Hello I am trying to think of two different examples of sequences of Borel Measurable functions $$f_n(\omega)$$ where

$$\lim_{n\to\infty} \int\limits_{\Omega} f_n du > \int\limits_{\Omega} (\lim_{n\to\infty} f_n ) du$$

and also

$$\lim_{n\to\infty} \int\limits_{\Omega} f_n du < \int\limits_{\Omega} (\lim_{n\to\infty} f_n ) du$$

I am studying Measure Theory and the book I am using is the Second Edition of Probability and Measure Theory by Robert B. Ash. One of the integration theorems in the book that is related to my question is the Monotone Convergence Theorem which is stated as

"Let $$h_1, h_2, ...$$ form an increasing sequence of Borel measurable functions, and let $$h(\omega) = \lim_{n\to\infty} h_n(\omega), \omega \in \Omega$$ Then $$\int\limits_{\Omega} h_n du \rightarrow \int\limits_{\Omega} h du$$."

This was the direct text stated but I believe what the theorem is trying to conclude is that if $$h_1, h_2 , ...$$ is increasing to some function $$h$$ then $$\int\limits_{\Omega} h_n du \rightarrow \int\limits_{\Omega} h du$$ is the same as $$\lim_{n\to\infty} \int\limits_{\Omega} h_n du = \int\limits_{\Omega} (\lim_{n\to\infty}h_n) du = \int\limits_{\Omega} h du$$

Returning to my question the reason why I want to think of examples of sequences where the integral of the limit the sequence is not equal to the limit of the integral of the sequence (the sequence does not have to satisfy the Monotone Convergence Theorem) is so that I can better understand how the limit of the integral of a sequence of functions is different from the integral of the limit. Any help would be appreciated, thanks.
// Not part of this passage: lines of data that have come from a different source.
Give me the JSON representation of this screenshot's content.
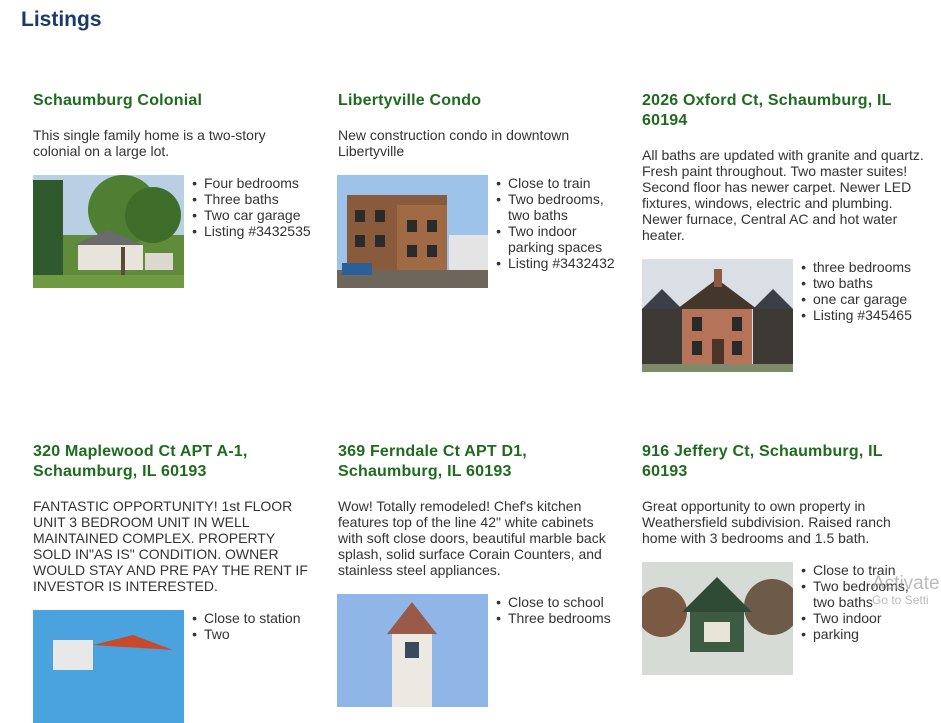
{
  "page": {
    "title": "Listings"
  },
  "listings": [
    {
      "title": "Schaumburg Colonial",
      "description": "This single family home is a two-story colonial on a large lot.",
      "features": [
        "Four bedrooms",
        "Three baths",
        "Two car garage",
        "Listing #3432535"
      ]
    },
    {
      "title": "Libertyville Condo",
      "description": "New construction condo in downtown Libertyville",
      "features": [
        "Close to train",
        "Two bedrooms, two baths",
        "Two indoor parking spaces",
        "Listing #3432432"
      ]
    },
    {
      "title": "2026 Oxford Ct, Schaumburg, IL 60194",
      "description": "All baths are updated with granite and quartz. Fresh paint throughout. Two master suites! Second floor has newer carpet. Newer LED fixtures, windows, electric and plumbing. Newer furnace, Central AC and hot water heater.",
      "features": [
        "three bedrooms",
        "two baths",
        "one car garage",
        "Listing #345465"
      ]
    },
    {
      "title": "320 Maplewood Ct APT A-1, Schaumburg, IL 60193",
      "description": "FANTASTIC OPPORTUNITY! 1st FLOOR UNIT 3 BEDROOM UNIT IN WELL MAINTAINED COMPLEX. PROPERTY SOLD IN\"AS IS\" CONDITION. OWNER WOULD STAY AND PRE PAY THE RENT IF INVESTOR IS INTERESTED.",
      "features": [
        "Close to station",
        "Two"
      ]
    },
    {
      "title": "369 Ferndale Ct APT D1, Schaumburg, IL 60193",
      "description": "Wow! Totally remodeled! Chef's kitchen features top of the line 42\" white cabinets with soft close doors, beautiful marble back splash, solid surface Corain Counters, and stainless steel appliances.",
      "features": [
        "Close to school",
        "Three bedrooms"
      ]
    },
    {
      "title": "916 Jeffery Ct, Schaumburg, IL 60193",
      "description": "Great opportunity to own property in Weathersfield subdivision. Raised ranch home with 3 bedrooms and 1.5 bath.",
      "features": [
        "Close to train",
        "Two bedrooms, two baths",
        "Two indoor",
        "parking"
      ]
    }
  ],
  "watermark": {
    "line1": "Activate",
    "line2": "Go to Setti"
  },
  "colors": {
    "heading": "#1a3a6b",
    "listing_title": "#1e6b1e",
    "text": "#333333"
  }
}
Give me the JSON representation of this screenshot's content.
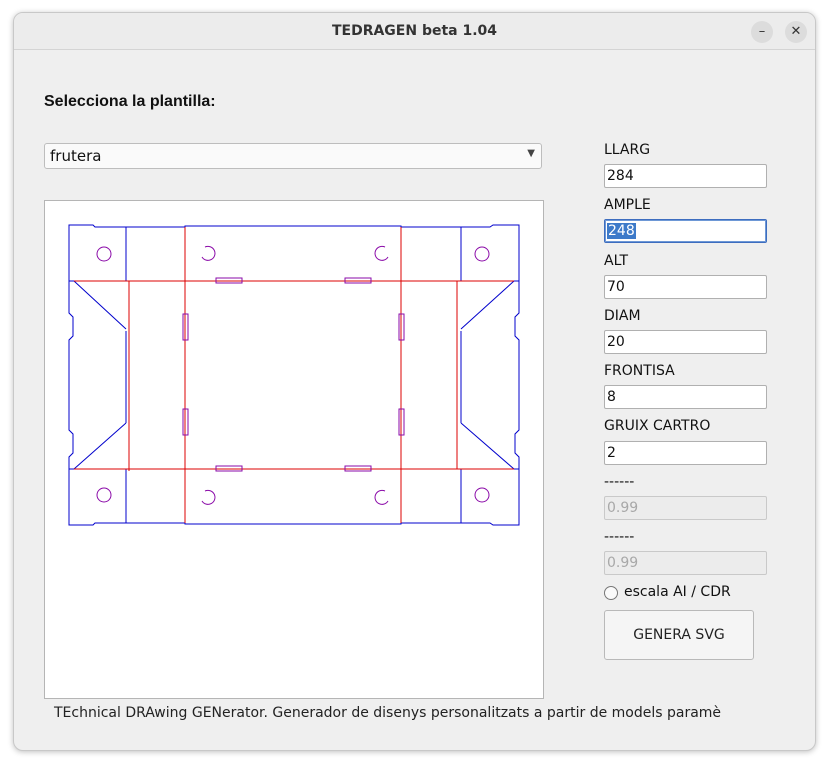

• $\Omega=(0,1)$ endowed with Lebesgue measure and 1) $f_n := n 1_{(0,1/n)}$ 2) $f_n := - n 1_{(0,1/n)}$. – saz Oct 28 '18 at 20:11

Take a function like $$f(x)=1/(1+x^2)$$. Push that $$n$$ units to the right: $$f_n(x)=f(x-n)$$. Then $$\int f_n\,d\lambda=\pi$$ (Lebesgue measure) but $$\lim_{n\to\infty}f_n(x)=0$$ (pointwise).